Becky was very taken with this 4 wheel drive, ice-box looking, all-terrain truck in the parking lot. It's made by a German manufacturer "Man" (in fact it has its German license plate on it). It had stickers all over it from exotic places like Dakar. Ok, so I'm impressed too.

Just outside Capitol Reef National Park we stopped along the roadside to get a look at some more petroglyphs.

They were neat.

We passed through the Grand Staircase Escalante on our way.

It was about time for lunch so we wheeled on in to Capital Reef National Park to a picnic area Becky had visited sometime in her "Pre-Gil" (P.G.) past.

It was like a grassy green oasis in the desert...I told you she loves this stuff...and it is perfect.

After lunch I dozed...

...under this huge, old cottonwood tree. Frankly I didn't know they could get that big.

Refreshed and back on the road we turned south at the tiny town of Torrey, then dropped south on Hwy 12 and up over some very high passes, some of them 9,000+ feet (and yes, we're seeing patches of snow again).

The views were spectacular.

There were large sections of magical birch tree forests, something we don't see much of back home on the California coast.

We couldn't resist hiking about in them a bit.

At Boulder, Utah we stopped at Anasazi State Park.

The park is an ongoing archaeological dig that is on a site that was once a large Anasazi Indian village. It is thought to have existed between around 1050 to 1200 A.D.

The building below is a reproduction of the dwellings they are finding here.

Why, here's a lovely Anasazi indian princess now!

This is what's left of a series of storage rooms for grains, etc.

A circular home dug into the ground with a typical access through the roof. The roof access, even when there is a more conventional front door, is common to most of the houses and believed to be religious in nature.

This is the sort of area the site lies in...pretty much what I'd call desert.

These are part of a large building broken into individual areas for living and working.

Back on Hwy 12 we passed over some pretty terrifying ridge backs. The picture doesn't do it justice. Narrow roads, sheer drop offs w/cliffs, no shouldersand no guard rails.

We're back down into the desert again, although a different kind of desert made up of different colors...gone is much of the red we had been seeing.

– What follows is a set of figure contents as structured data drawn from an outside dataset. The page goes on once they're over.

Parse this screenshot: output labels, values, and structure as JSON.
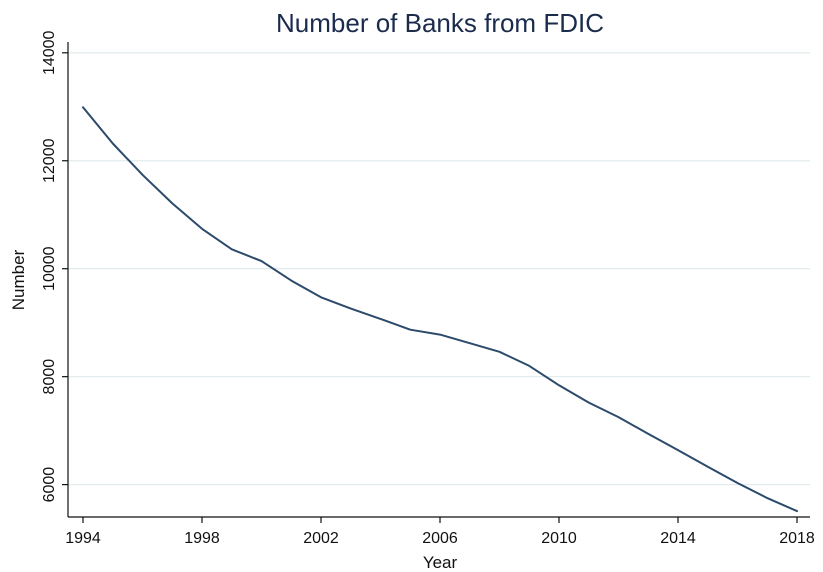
{
  "chart_data": {
    "type": "line",
    "title": "Number of Banks from FDIC",
    "xlabel": "Year",
    "ylabel": "Number",
    "xlim": [
      1994,
      2018
    ],
    "ylim": [
      5400,
      14200
    ],
    "x_ticks": [
      1994,
      1998,
      2002,
      2006,
      2010,
      2014,
      2018
    ],
    "y_ticks": [
      6000,
      8000,
      10000,
      12000,
      14000
    ],
    "grid": true,
    "series": [
      {
        "color": "#2c4a6b",
        "x": [
          1994,
          1995,
          1996,
          1997,
          1998,
          1999,
          2000,
          2001,
          2002,
          2003,
          2004,
          2005,
          2006,
          2007,
          2008,
          2009,
          2010,
          2011,
          2012,
          2013,
          2014,
          2015,
          2016,
          2017,
          2018
        ],
        "values": [
          12990,
          12320,
          11740,
          11210,
          10740,
          10360,
          10140,
          9780,
          9470,
          9260,
          9070,
          8870,
          8780,
          8620,
          8460,
          8200,
          7840,
          7520,
          7250,
          6940,
          6640,
          6330,
          6030,
          5750,
          5510
        ]
      }
    ]
  }
}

It's hot, hot, hot and in the small town of Escalante (we liked Escalante) we passed by a drive-in that had a sign advertising milkshakes! Oh my that sounded so good...slammed on the brakes, quick u-turn, got some ice cream (me=pineapple shake, Becky=swirl cone). We traveled around the block to the local park and were happy campers.

We continued westward on Hwy 12 till it intersected Hwy 63 then turned south.

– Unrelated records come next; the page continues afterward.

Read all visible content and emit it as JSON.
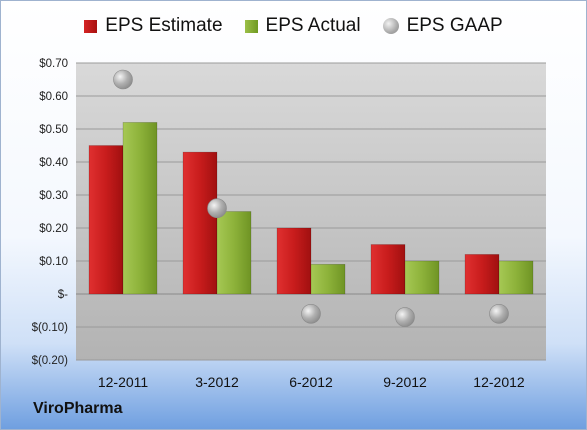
{
  "chart_data": {
    "type": "bar",
    "title": "",
    "xlabel": "",
    "ylabel": "",
    "categories": [
      "12-2011",
      "3-2012",
      "6-2012",
      "9-2012",
      "12-2012"
    ],
    "series": [
      {
        "name": "EPS Estimate",
        "kind": "bar",
        "color": "#c81c1c",
        "values": [
          0.45,
          0.43,
          0.2,
          0.15,
          0.12
        ]
      },
      {
        "name": "EPS Actual",
        "kind": "bar",
        "color": "#8db23a",
        "values": [
          0.52,
          0.25,
          0.09,
          0.1,
          0.1
        ]
      },
      {
        "name": "EPS GAAP",
        "kind": "marker",
        "color": "#a9a9a9",
        "values": [
          0.65,
          0.26,
          -0.06,
          -0.07,
          -0.06
        ]
      }
    ],
    "ylim": [
      -0.2,
      0.7
    ],
    "yticks": [
      0.7,
      0.6,
      0.5,
      0.4,
      0.3,
      0.2,
      0.1,
      0,
      -0.1,
      -0.2
    ],
    "ytick_labels": [
      "$0.70",
      "$0.60",
      "$0.50",
      "$0.40",
      "$0.30",
      "$0.20",
      "$0.10",
      "$-",
      "$(0.10)",
      "$(0.20)"
    ],
    "grid": true,
    "legend_position": "top"
  },
  "legend": {
    "estimate": "EPS Estimate",
    "actual": "EPS Actual",
    "gaap": "EPS GAAP"
  },
  "company": "ViroPharma"
}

Things were starting to look very Bryce Canyon-esque now.

Not to be shut out at the campgrounds again, Becky had picked a likely sounding one from the Web and called ahead for reservations. We figured since we're here surrounded by dry, warm desert that it would be a good time to start our camping adventure.

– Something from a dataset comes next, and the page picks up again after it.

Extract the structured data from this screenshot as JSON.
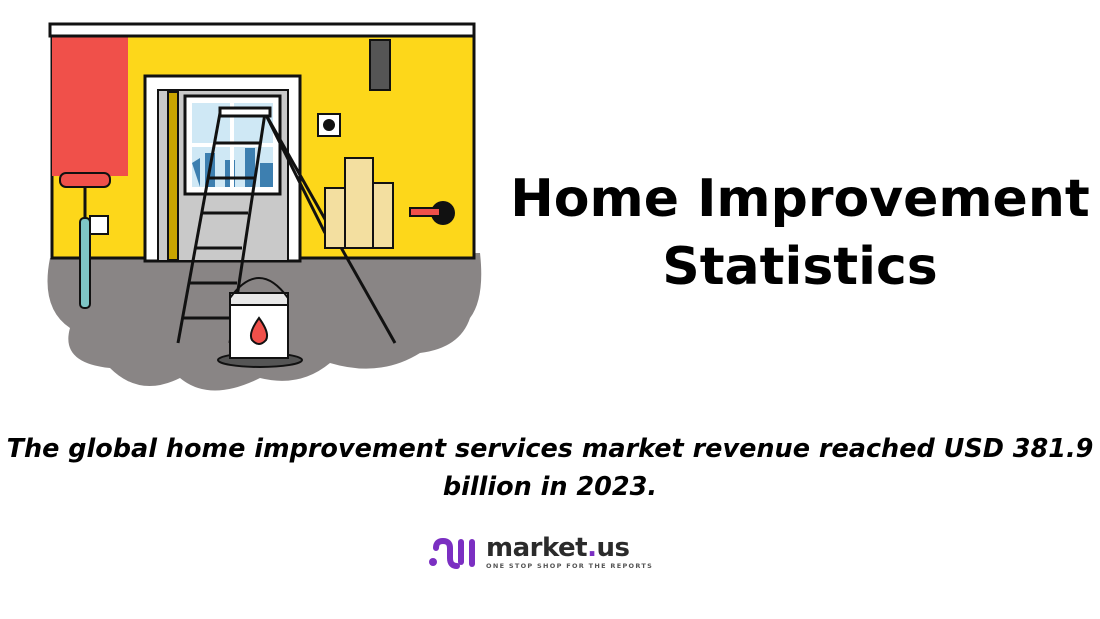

What we had failed to realize is that Bryce Canyon sits at a little over 7,000 feet! As we checked in we were informed by the woman at the desk that not only were we the only fools to be tent camping here but that we were actually the first tent campers of the season. And oh, by the way the low temperature for the privious night was 13 DEGREES! I was stunned and wanted to run away.

But there nothing to do but to deal with it so we pitched camp. And it was a lovely camp.

I ran over to one of the RV sites and stole some electricity to charge phones and walkie-talkies...

...while Becky snuggled in with a book.

We went to bed shortly after dark and actually slept quite comfortably. The weather gave us a break and it didn't even freeze that night.